A vaccine can’t come fast enough, as virus cases topped 11 million in the US over the weekend — 1 million of them recorded in just the past week. The pandemic has killed more than 1.3 million people worldwide, more than 245,000 of them in the US.
Still, if the Food and Drug Administration allows emergency use of Moderna’s or Pfizer’s candidates, there will be limited, rationed supplies before the end of the year. Both require people to get two shots, several weeks apart. Moderna expects to have about 20 million doses, earmarked for the US, by the end of 2020. Pfizer and its German partner BioNTech expect to have about 50 million doses globally by year’s end.
Moderna’s vaccine, created with the National Institutes of Health, is being studied in 30,000 volunteers who received either the real vaccination or a dummy shot. On Sunday, an independent monitoring board broke the code to examine 95 infections that were recorded starting two weeks after volunteers’ second dose — and discovered all but five illnesses occurred in participants who got the placebo.
The study is continuing, and Moderna acknowledged the protection rate might change as more Covid-19 infections are detected and added to the calculations. Also, it’s too soon to know how long protection lasts.

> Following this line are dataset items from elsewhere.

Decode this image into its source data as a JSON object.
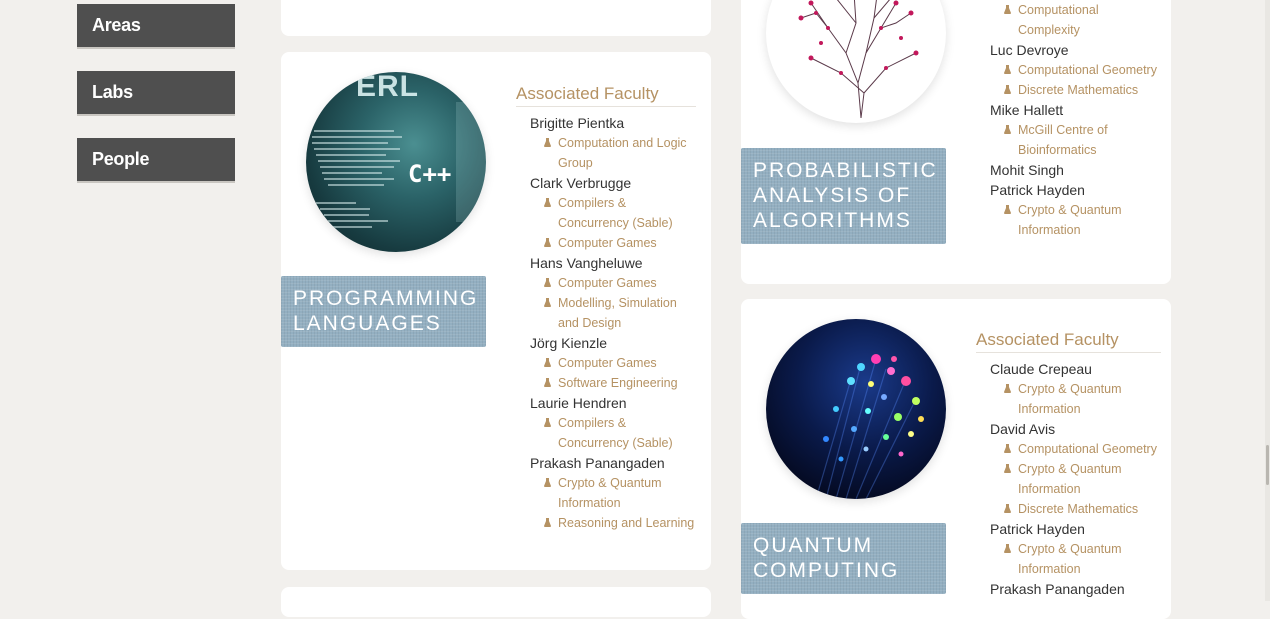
{
  "nav": {
    "items": [
      {
        "label": "Areas"
      },
      {
        "label": "Labs"
      },
      {
        "label": "People"
      }
    ]
  },
  "cards": {
    "programming": {
      "title": "Programming Languages",
      "faculty_heading": "Associated Faculty",
      "faculty": [
        {
          "name": "Brigitte Pientka",
          "labs": [
            "Computation and Logic Group"
          ]
        },
        {
          "name": "Clark Verbrugge",
          "labs": [
            "Compilers & Concurrency (Sable)",
            "Computer Games"
          ]
        },
        {
          "name": "Hans Vangheluwe",
          "labs": [
            "Computer Games",
            "Modelling, Simulation and Design"
          ]
        },
        {
          "name": "Jörg Kienzle",
          "labs": [
            "Computer Games",
            "Software Engineering"
          ]
        },
        {
          "name": "Laurie Hendren",
          "labs": [
            "Compilers & Concurrency (Sable)"
          ]
        },
        {
          "name": "Prakash Panangaden",
          "labs": [
            "Crypto & Quantum Information",
            "Reasoning and Learning"
          ]
        }
      ]
    },
    "probabilistic": {
      "title": "Probabilistic Analysis of Algorithms",
      "faculty": [
        {
          "name": "",
          "labs": [
            "Computational Complexity"
          ]
        },
        {
          "name": "Luc Devroye",
          "labs": [
            "Computational Geometry",
            "Discrete Mathematics"
          ]
        },
        {
          "name": "Mike Hallett",
          "labs": [
            "McGill Centre of Bioinformatics"
          ]
        },
        {
          "name": "Mohit Singh",
          "labs": []
        },
        {
          "name": "Patrick Hayden",
          "labs": [
            "Crypto & Quantum Information"
          ]
        }
      ]
    },
    "quantum": {
      "title": "Quantum Computing",
      "faculty_heading": "Associated Faculty",
      "faculty": [
        {
          "name": "Claude Crepeau",
          "labs": [
            "Crypto & Quantum Information"
          ]
        },
        {
          "name": "David Avis",
          "labs": [
            "Computational Geometry",
            "Crypto & Quantum Information",
            "Discrete Mathematics"
          ]
        },
        {
          "name": "Patrick Hayden",
          "labs": [
            "Crypto & Quantum Information"
          ]
        },
        {
          "name": "Prakash Panangaden",
          "labs": []
        }
      ]
    }
  },
  "image_text": {
    "perl": "ERL",
    "cpp": "C++"
  },
  "colors": {
    "nav_bg": "#4f4f4f",
    "accent": "#b59263",
    "label_blue": "#93afc1",
    "page_bg": "#f2f0ed"
  }
}
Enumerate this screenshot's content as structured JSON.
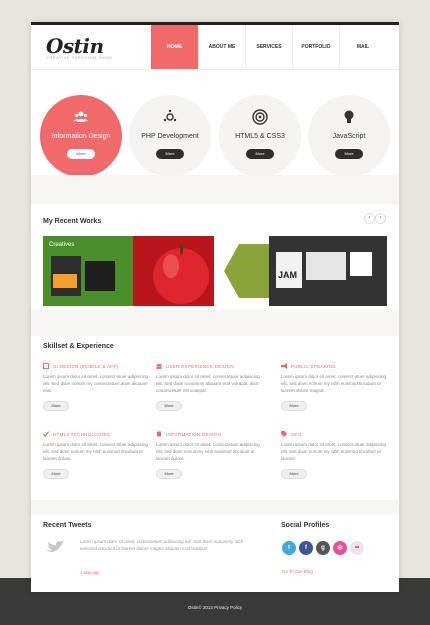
{
  "header": {
    "logo": "Ostin",
    "tagline": "CREATIVE PERSONAL PAGE",
    "nav": [
      "HOME",
      "ABOUT ME",
      "SERVICES",
      "PORTFOLIO",
      "MAIL"
    ]
  },
  "services": [
    {
      "title": "Information Design",
      "button": "More",
      "icon": "users-icon"
    },
    {
      "title": "PHP Development",
      "button": "More",
      "icon": "gears-icon"
    },
    {
      "title": "HTML5 & CSS3",
      "button": "More",
      "icon": "target-icon"
    },
    {
      "title": "JavaScript",
      "button": "More",
      "icon": "lightbulb-icon"
    }
  ],
  "works": {
    "title": "My Recent Works",
    "prev": "‹",
    "next": "›",
    "item_text": [
      "Creatives",
      "JAM"
    ]
  },
  "skills": {
    "title": "Skillset & Experience",
    "items": [
      {
        "title": "UI DESIGN (MOBILE & APP)",
        "text": "Lorem ipsum dolor sit amet, consect etuer adipiscing elit. Sed diam nonum my consectetuer diam aliquam erat.",
        "button": "More",
        "icon": "document-icon"
      },
      {
        "title": "USER EXPERIENCE DESIGN",
        "text": "Lorem ipsum dolor sit amet, consectetuer adipiscing elit. Sed diam nonummy aliquam erat volutpat, diam consectetuer elit volutpat.",
        "button": "More",
        "icon": "people-icon"
      },
      {
        "title": "PUBLIC SPEAKING",
        "text": "Lorem ipsum dolor sit amet, consect etuer adipiscing elit, sed diam nonum my nibh euismod tincidunt ut laoreet dolore magna.",
        "button": "More",
        "icon": "megaphone-icon"
      },
      {
        "title": "HTML5 TECHNOLOGIES",
        "text": "Lorem ipsum dolor sit amet, consect etuer adipiscing elit, sed diam nonum my nibh euismod tincidunt ut laoreet dolore.",
        "button": "More",
        "icon": "check-icon"
      },
      {
        "title": "INFORMATION DESIGN",
        "text": "Lorem ipsum dolor sit amet, consectetuer adipiscing elit, sed diam nonummy nibh euismod tincidunt ut laoreet dolore.",
        "button": "More",
        "icon": "book-icon"
      },
      {
        "title": "SEO",
        "text": "Lorem ipsum dolor sit amet, consect etuer adipiscing elit, sed diam nonum my nibh euismod tincidunt ut laoreet.",
        "button": "More",
        "icon": "tag-icon"
      }
    ]
  },
  "tweets": {
    "title": "Recent Tweets",
    "text": "Lorem ipsum dolor sit amet, consectetuer adipiscing elit. Sed diam nonummy nibh euismod tincidunt ut laoreet dolore magna aliquam erat volutpat.",
    "time": "1 day ago",
    "icon": "bird-icon"
  },
  "social": {
    "title": "Social Profiles",
    "link": "Go To Our Blog",
    "icons": [
      {
        "name": "twitter-icon",
        "glyph": "t",
        "color": "#3fa9e0"
      },
      {
        "name": "facebook-icon",
        "glyph": "f",
        "color": "#3b5998"
      },
      {
        "name": "google-plus-icon",
        "glyph": "g",
        "color": "#555555"
      },
      {
        "name": "dribbble-icon",
        "glyph": "◎",
        "color": "#e5539b"
      },
      {
        "name": "flickr-icon",
        "glyph": "••",
        "color": "#e6e6e6"
      }
    ]
  },
  "footer": {
    "text": "Ostin© 2013 Privacy Policy"
  },
  "colors": {
    "accent": "#f06a6c",
    "dark": "#2e2e2e"
  }
}
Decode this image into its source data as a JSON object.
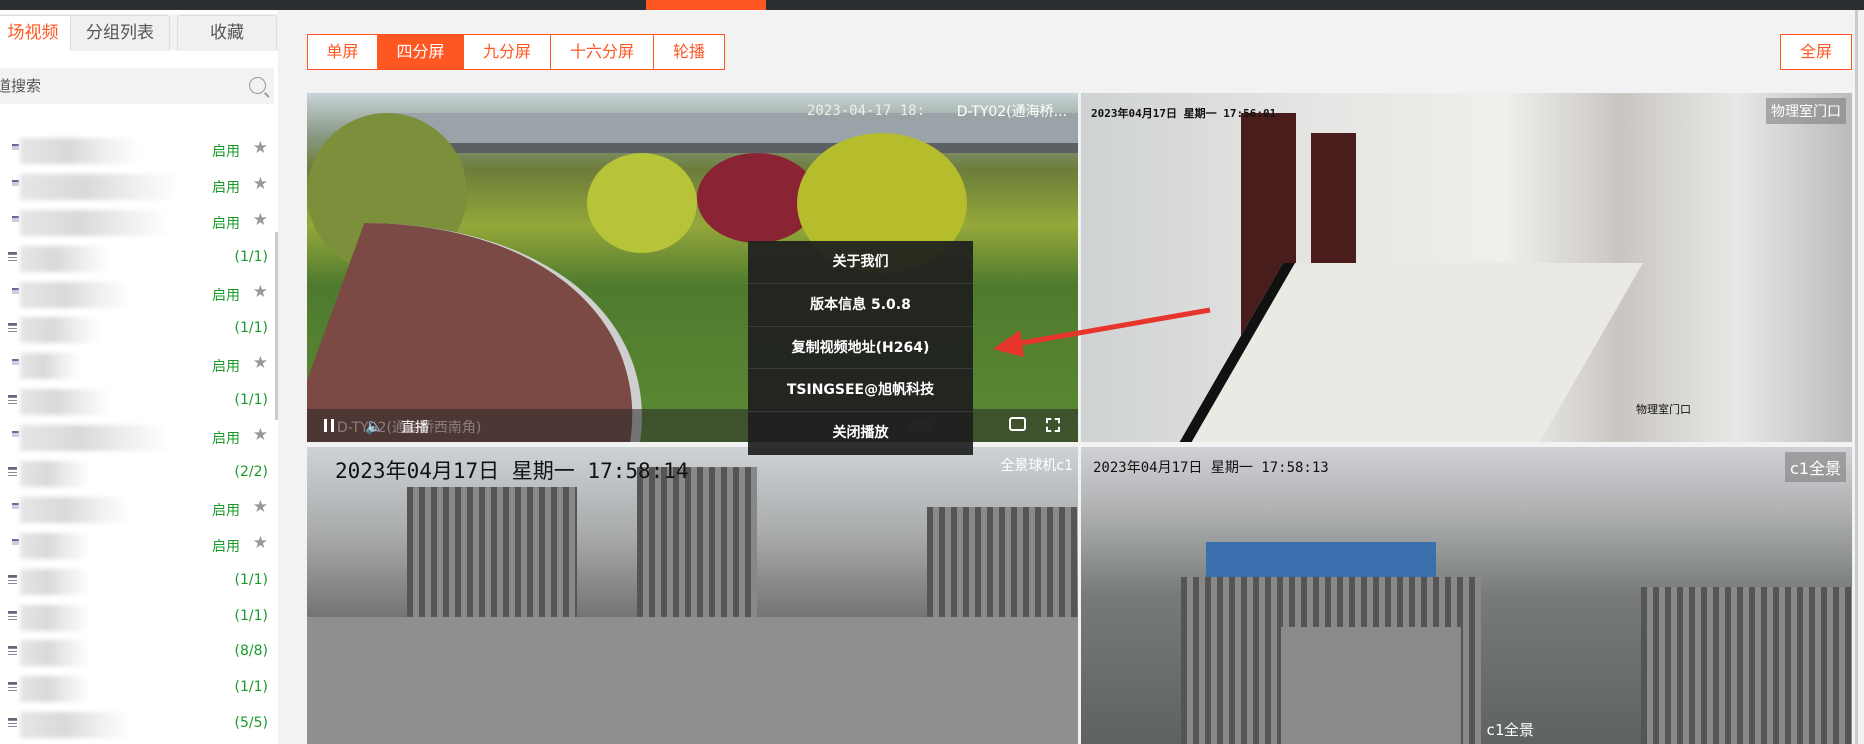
{
  "sidebar": {
    "tabs": [
      {
        "label": "场视频",
        "active": true
      },
      {
        "label": "分组列表"
      },
      {
        "label": "收藏"
      }
    ],
    "search_placeholder": "道搜索",
    "items": [
      {
        "type": "camera",
        "status": "启用"
      },
      {
        "type": "camera",
        "status": "启用"
      },
      {
        "type": "camera",
        "status": "启用"
      },
      {
        "type": "group",
        "status": "(1/1)"
      },
      {
        "type": "camera",
        "status": "启用"
      },
      {
        "type": "group",
        "status": "(1/1)"
      },
      {
        "type": "camera",
        "status": "启用"
      },
      {
        "type": "group",
        "status": "(1/1)"
      },
      {
        "type": "camera",
        "status": "启用"
      },
      {
        "type": "group",
        "status": "(2/2)"
      },
      {
        "type": "camera",
        "status": "启用"
      },
      {
        "type": "camera",
        "status": "启用"
      },
      {
        "type": "group",
        "status": "(1/1)"
      },
      {
        "type": "group",
        "status": "(1/1)"
      },
      {
        "type": "group",
        "status": "(8/8)"
      },
      {
        "type": "group",
        "status": "(1/1)"
      },
      {
        "type": "group",
        "status": "(5/5)"
      }
    ]
  },
  "toolbar": {
    "layouts": [
      {
        "label": "单屏"
      },
      {
        "label": "四分屏",
        "active": true
      },
      {
        "label": "九分屏"
      },
      {
        "label": "十六分屏"
      },
      {
        "label": "轮播"
      }
    ],
    "fullscreen": "全屏"
  },
  "accent_color": "#ff5722",
  "status_color": "#1a9a2a",
  "videos": [
    {
      "title": "D-TY02(通海桥...",
      "osd": "2023-04-17 18:",
      "bar_label": "直播",
      "bar_name": "D-TY02(通海桥西南角)",
      "bar_extra": "拉伸"
    },
    {
      "title": "物理室门口",
      "osd": "2023年04月17日 星期一 17:56:01",
      "osd2": "物理室门口"
    },
    {
      "title": "全景球机c1",
      "osd": "2023年04月17日 星期一 17:58:14"
    },
    {
      "title": "c1全景",
      "osd": "2023年04月17日 星期一 17:58:13",
      "osd2": "c1全景"
    }
  ],
  "context_menu": [
    "关于我们",
    "版本信息 5.0.8",
    "复制视频地址(H264)",
    "TSINGSEE@旭帆科技",
    "关闭播放"
  ]
}
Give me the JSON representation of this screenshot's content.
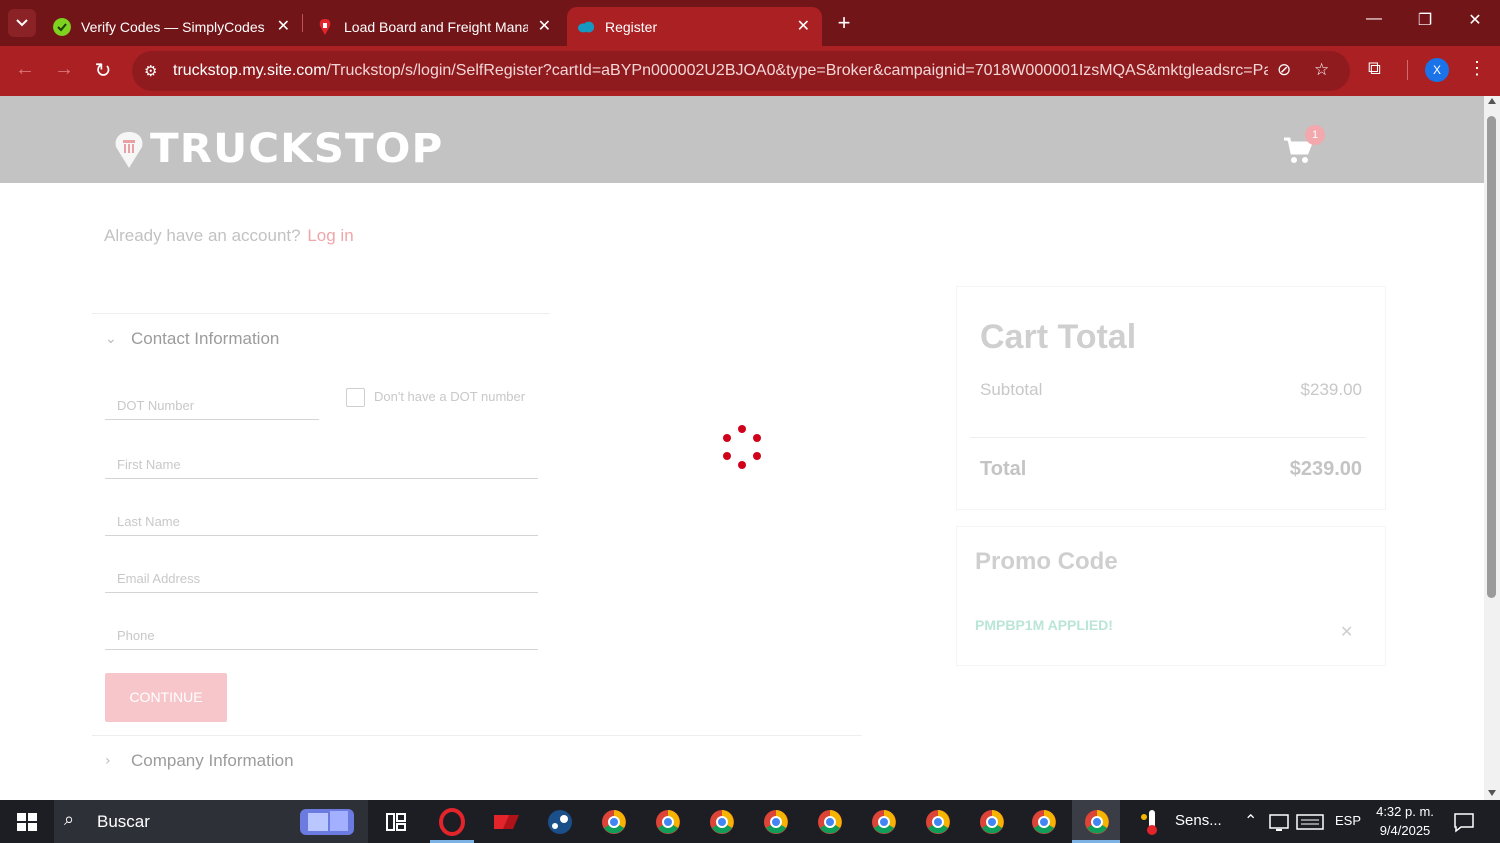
{
  "browser": {
    "tabs": [
      {
        "title": "Verify Codes — SimplyCodes",
        "favicon": "simplycodes-icon",
        "favicon_color": "#7ed321"
      },
      {
        "title": "Load Board and Freight Manag",
        "favicon": "truckstop-icon",
        "favicon_color": "#e3242b"
      },
      {
        "title": "Register",
        "favicon": "salesforce-cloud-icon",
        "favicon_color": "#1798c1",
        "active": true
      }
    ],
    "url_host": "truckstop.my.site.com",
    "url_rest": "/Truckstop/s/login/SelfRegister?cartId=aBYPn000002U2BJOA0&type=Broker&campaignid=7018W000001IzsMQAS&mktgleadsrc=Partner...",
    "profile_initial": "X",
    "accent": "#ab2023"
  },
  "site": {
    "logo_text": "TRUCKSTOP",
    "cart_count": "1"
  },
  "account": {
    "prompt": "Already have an account?",
    "login_link": "Log in"
  },
  "contact": {
    "section_title": "Contact Information",
    "dot_placeholder": "DOT Number",
    "no_dot_label": "Don't have a DOT number",
    "first_name_placeholder": "First Name",
    "last_name_placeholder": "Last Name",
    "email_placeholder": "Email Address",
    "phone_placeholder": "Phone",
    "continue_label": "CONTINUE"
  },
  "company": {
    "section_title": "Company Information"
  },
  "cart": {
    "title": "Cart Total",
    "subtotal_label": "Subtotal",
    "subtotal_value": "$239.00",
    "total_label": "Total",
    "total_value": "$239.00"
  },
  "promo": {
    "title": "Promo Code",
    "applied_text": "PMPBP1M APPLIED!",
    "applied_color": "#b9e6d6"
  },
  "taskbar": {
    "search_placeholder": "Buscar",
    "weather_label": "Sens...",
    "language": "ESP",
    "time": "4:32 p. m.",
    "date": "9/4/2025"
  }
}
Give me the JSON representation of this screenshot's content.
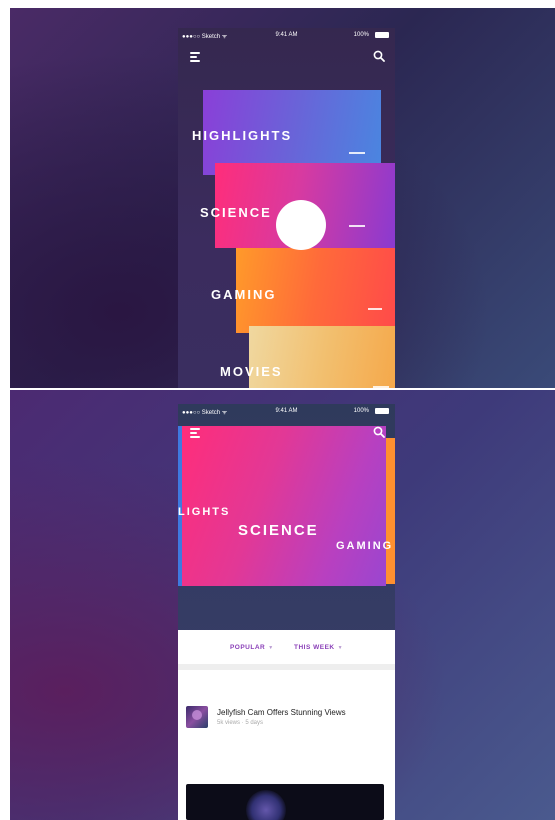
{
  "status_bar": {
    "carrier": "●●●○○ Sketch ᯤ",
    "time": "9:41 AM",
    "battery": "100%"
  },
  "categories": [
    {
      "label": "HIGHLIGHTS",
      "color": "#6a63d8"
    },
    {
      "label": "SCIENCE",
      "color": "#e23896"
    },
    {
      "label": "GAMING",
      "color": "#ff6a3a"
    },
    {
      "label": "MOVIES",
      "color": "#f2c070"
    }
  ],
  "expanded_view": {
    "left_peek_label": "LIGHTS",
    "selected_label": "SCIENCE",
    "right_peek_label": "GAMING",
    "filters": [
      {
        "label": "POPULAR"
      },
      {
        "label": "THIS WEEK"
      }
    ]
  },
  "feed": [
    {
      "title": "Jellyfish Cam Offers Stunning Views",
      "meta": "5k views · 5 days"
    }
  ],
  "icons": {
    "menu": "hamburger-menu-icon",
    "search": "search-icon",
    "filter_chevron": "chevron-down-icon"
  }
}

Both cautions apply to Pfizer’s vaccine as well.
But Moderna’s independent monitors reported some additional, promising tidbits: All 11 severe coronavirus cases were among placebo recipients, and there were no significant safety concerns.
The main side effects were fatigue, muscle aches and injection-site pain after the vaccine’s second dose, at rates that Hoge characterized as more common than with flu shots but on par with others such as shingles vaccine.
The Cambridge, Massachusetts, company’s vaccine is among 11 candidates in late-stage testing around the world, four of them in huge studies in the US.